Despite the functionality already demonstrated by the emerging bionic limb technology, continued development is still needed. DC motor technology offers improvements in actuator power density but at torques and speeds mismatched to the needs of ankle and knee systems. As such, the development of compact and efficient transmissions persists as a need in lower-extremity prosthetic limbs. Additionally, while lithium-polymer batteries provide power sources of reasonable energy density, efficient exploitation of energy generation and exchange remains a critical requirement for expanding the operation longevity in active limb systems. Related to the issues of power and energy density are the overall weight and build height of actively powered prosthetic devices. For such solutions to be universally applicable, reductions in size and weight must be made for the limbs to fit an expanded range of residual-limb anatomies.
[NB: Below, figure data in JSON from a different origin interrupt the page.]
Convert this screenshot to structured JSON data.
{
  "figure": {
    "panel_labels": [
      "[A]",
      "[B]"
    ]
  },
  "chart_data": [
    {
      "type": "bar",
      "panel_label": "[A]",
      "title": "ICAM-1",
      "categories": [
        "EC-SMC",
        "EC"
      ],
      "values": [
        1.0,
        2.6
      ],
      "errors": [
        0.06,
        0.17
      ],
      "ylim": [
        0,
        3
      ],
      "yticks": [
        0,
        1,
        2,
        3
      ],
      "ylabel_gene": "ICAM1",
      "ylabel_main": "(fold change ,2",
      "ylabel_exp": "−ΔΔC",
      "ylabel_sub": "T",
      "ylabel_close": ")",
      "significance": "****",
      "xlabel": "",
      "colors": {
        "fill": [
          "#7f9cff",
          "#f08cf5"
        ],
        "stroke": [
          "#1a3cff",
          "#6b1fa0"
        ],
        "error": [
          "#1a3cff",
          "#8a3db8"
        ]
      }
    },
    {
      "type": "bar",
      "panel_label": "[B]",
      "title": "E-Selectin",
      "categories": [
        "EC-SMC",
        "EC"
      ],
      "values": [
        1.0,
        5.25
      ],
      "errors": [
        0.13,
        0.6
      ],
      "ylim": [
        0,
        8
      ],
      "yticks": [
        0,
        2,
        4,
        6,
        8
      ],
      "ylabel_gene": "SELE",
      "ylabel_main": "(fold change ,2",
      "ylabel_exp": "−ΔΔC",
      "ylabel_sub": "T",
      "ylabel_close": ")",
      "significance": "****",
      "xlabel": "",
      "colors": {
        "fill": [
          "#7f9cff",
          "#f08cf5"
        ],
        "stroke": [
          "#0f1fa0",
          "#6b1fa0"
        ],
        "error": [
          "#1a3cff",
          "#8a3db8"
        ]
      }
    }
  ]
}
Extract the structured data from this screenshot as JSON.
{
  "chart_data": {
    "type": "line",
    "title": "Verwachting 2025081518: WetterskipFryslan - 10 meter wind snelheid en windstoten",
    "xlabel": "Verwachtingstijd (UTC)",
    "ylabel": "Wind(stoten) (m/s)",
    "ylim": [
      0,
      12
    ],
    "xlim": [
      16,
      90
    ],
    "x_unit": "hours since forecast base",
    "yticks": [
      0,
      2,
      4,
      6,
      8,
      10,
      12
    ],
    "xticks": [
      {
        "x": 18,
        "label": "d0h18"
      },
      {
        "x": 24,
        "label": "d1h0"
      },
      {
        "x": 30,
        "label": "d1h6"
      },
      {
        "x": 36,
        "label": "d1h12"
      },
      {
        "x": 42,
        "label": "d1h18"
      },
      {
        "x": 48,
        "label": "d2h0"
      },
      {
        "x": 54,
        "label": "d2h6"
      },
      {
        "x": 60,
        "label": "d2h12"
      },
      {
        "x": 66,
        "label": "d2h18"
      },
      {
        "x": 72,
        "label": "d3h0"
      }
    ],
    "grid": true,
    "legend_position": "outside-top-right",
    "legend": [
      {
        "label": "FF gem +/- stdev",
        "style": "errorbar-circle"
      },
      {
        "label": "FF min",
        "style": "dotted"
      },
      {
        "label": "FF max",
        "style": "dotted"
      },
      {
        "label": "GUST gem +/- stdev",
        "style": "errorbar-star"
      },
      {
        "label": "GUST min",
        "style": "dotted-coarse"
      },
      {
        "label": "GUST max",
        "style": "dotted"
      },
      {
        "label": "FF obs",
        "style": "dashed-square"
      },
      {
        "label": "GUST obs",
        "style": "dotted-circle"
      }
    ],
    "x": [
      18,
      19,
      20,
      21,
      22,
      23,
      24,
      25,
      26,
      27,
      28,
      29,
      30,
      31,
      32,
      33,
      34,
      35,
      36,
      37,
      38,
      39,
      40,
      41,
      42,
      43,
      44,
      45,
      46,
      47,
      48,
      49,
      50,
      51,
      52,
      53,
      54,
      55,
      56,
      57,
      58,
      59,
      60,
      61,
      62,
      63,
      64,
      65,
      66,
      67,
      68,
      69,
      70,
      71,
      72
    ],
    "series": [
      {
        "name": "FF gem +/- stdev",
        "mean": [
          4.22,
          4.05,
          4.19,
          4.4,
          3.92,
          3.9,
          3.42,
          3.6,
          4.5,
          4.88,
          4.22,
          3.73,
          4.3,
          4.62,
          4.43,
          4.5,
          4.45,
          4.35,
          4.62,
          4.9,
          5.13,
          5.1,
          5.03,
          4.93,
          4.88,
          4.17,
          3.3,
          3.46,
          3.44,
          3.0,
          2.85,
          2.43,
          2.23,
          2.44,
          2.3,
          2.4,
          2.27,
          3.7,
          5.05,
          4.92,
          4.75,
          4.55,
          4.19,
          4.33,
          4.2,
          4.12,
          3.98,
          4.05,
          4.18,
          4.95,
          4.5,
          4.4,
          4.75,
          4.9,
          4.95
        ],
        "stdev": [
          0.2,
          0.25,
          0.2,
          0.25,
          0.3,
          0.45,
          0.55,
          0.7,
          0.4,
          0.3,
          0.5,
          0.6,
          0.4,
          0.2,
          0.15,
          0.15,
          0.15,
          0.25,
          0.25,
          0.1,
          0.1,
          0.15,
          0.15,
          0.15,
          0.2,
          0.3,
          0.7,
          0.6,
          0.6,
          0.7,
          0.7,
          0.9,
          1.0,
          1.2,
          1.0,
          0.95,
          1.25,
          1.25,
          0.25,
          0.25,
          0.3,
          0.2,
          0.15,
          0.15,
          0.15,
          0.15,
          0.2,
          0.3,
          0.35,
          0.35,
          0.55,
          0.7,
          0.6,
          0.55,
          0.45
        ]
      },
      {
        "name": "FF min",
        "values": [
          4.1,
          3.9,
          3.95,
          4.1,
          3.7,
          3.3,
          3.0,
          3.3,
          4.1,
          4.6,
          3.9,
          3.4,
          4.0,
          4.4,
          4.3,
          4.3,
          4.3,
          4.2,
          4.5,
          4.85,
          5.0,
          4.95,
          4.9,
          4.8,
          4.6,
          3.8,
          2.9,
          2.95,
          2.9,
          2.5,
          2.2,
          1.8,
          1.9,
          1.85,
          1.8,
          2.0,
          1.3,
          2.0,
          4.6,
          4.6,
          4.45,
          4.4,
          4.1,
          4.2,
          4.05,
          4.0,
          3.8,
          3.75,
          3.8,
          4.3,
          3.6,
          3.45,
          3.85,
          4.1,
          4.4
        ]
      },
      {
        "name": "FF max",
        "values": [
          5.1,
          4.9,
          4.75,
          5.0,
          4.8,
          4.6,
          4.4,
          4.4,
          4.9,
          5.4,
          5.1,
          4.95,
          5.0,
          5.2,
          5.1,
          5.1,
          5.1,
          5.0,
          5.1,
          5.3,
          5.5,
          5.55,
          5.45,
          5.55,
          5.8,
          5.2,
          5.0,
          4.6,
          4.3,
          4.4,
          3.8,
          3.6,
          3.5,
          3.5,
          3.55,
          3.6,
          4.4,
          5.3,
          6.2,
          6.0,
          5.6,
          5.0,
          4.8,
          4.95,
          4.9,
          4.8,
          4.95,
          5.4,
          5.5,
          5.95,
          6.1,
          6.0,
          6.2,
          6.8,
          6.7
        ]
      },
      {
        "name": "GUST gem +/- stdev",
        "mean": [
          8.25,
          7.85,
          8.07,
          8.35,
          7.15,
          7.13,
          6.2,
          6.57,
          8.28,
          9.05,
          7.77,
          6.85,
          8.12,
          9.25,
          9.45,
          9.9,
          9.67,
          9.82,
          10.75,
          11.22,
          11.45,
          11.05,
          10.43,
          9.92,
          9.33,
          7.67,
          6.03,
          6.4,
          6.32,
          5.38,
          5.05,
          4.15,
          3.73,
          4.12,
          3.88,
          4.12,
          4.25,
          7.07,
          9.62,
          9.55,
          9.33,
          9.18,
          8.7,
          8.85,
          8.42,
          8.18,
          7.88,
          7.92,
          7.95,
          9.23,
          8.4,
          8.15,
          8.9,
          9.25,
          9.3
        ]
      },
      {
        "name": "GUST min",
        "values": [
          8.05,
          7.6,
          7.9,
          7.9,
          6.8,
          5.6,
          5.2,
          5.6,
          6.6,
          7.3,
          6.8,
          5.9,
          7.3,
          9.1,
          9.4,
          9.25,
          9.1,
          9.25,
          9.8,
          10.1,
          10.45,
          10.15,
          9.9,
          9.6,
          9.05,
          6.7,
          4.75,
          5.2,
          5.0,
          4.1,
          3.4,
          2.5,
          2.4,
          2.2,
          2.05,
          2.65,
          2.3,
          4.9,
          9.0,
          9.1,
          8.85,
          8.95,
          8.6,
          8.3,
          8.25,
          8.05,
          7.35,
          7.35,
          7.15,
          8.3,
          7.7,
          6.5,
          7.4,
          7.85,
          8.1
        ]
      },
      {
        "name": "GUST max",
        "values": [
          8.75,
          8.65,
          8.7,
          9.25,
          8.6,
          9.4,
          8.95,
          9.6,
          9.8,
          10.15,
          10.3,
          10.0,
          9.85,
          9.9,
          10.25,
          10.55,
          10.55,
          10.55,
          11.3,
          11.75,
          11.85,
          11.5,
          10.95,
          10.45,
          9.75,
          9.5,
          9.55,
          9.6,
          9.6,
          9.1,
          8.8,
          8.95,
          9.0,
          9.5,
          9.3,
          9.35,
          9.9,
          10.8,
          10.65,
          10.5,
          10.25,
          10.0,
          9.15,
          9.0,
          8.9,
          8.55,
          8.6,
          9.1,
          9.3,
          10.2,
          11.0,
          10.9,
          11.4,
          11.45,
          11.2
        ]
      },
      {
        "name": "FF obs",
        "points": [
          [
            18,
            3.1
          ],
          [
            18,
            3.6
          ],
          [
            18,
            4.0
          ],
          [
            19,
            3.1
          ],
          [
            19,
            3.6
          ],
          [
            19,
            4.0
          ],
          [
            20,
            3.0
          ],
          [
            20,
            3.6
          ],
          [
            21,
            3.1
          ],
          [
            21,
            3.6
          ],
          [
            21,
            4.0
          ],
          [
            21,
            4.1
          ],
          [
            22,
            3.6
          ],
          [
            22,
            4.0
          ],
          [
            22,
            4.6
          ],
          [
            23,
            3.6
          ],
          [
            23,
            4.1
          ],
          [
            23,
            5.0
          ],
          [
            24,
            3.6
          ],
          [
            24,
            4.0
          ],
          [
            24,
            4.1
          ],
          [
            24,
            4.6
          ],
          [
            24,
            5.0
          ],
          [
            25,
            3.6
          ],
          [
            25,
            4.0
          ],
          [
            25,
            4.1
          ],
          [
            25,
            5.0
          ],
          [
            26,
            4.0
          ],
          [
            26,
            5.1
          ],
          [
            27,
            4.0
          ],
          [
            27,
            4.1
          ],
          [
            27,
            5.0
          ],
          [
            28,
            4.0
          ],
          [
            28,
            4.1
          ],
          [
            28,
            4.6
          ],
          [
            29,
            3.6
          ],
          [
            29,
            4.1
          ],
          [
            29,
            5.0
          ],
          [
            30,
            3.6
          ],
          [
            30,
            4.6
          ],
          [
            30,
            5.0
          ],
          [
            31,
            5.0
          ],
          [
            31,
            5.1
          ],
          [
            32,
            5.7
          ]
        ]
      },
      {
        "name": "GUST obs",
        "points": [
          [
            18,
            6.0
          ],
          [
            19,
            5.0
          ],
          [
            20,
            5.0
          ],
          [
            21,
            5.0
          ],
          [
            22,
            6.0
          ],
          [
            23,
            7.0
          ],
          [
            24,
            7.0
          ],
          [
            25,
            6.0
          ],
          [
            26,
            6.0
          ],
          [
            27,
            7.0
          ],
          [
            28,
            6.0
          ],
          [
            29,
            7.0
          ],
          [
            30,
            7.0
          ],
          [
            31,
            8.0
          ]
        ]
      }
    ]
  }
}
Furthermore, the increased functionality afforded by such actively powered designs places increased burden on the weight-bearing and suspension functions of the socket interface. This necessitates continued advances in socket interface technology. The foundations have been laid for general accessibility to advanced lower-limb prosthetic systems, but a number of hurdles still exist with respect to how the enhanced functional capabilities of our most advanced technologies can be made useful and effective for those who will wear them.